A dealership employee, a password, and a phish all step into an email inbox. Sounds like the start of a bad joke doesn’t it? It’s just the beginning of a story heard all too often.
Countless reports of email compromise are shared with us regularly. Recently, we received a note that a dealership employee (we’ll call him Jim) was using his work email address with his personal bank account, and he was also using it to correspond with a lender for his new home. One ordinary day in the office, Jim sat down to check his email and came across a message that looked friendly enough. It’s not uncommon for one of their vendors to email him with questions. Jim had spoken with this vendor a hundred times. Being a diligent employee, he responded in a timely manner and went about the rest of his day.
Here’s what he didn’t see.
That vendor’s email address had an extra letter in the name. And in over seven years of doing business together, they’ve never needed account credentials to be hastily updated over email. But as soon as that information was sent off, so was the access key needed to compromise everything.

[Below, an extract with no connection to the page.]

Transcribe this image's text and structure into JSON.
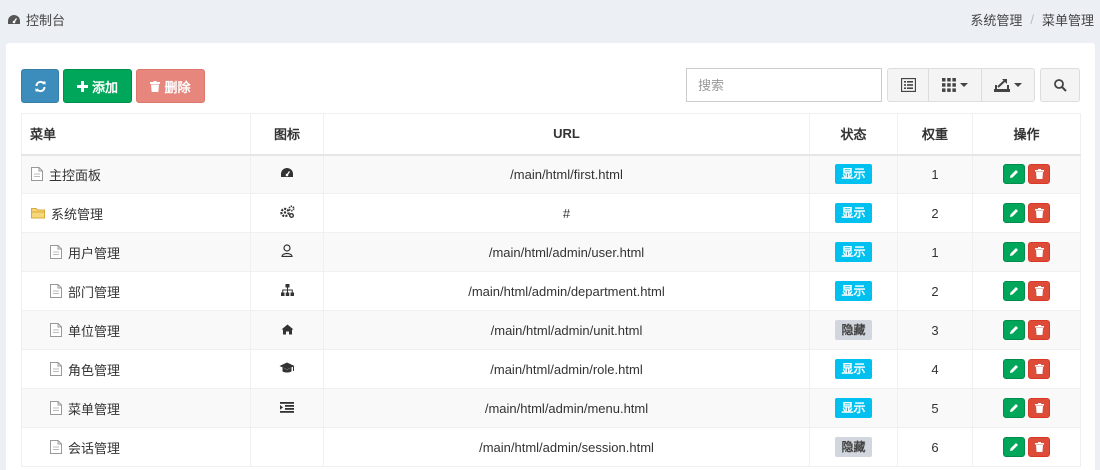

The attacker was able to use Jim’s email address to access his personal bank accounts. Undetected, the attacker began transferring funds from Jim’s money market account to his savings account, and from the savings account straight to the attacker’s pocket. The total loss of this incident was upwards of $500,000.
Breaches like this are becoming more and more common, and can be detrimental. The good news is they can be prevented. Remember to keep improving your dealership’s email security measures and ensure those policies and procedures are clearly communicated to the rest of your organization.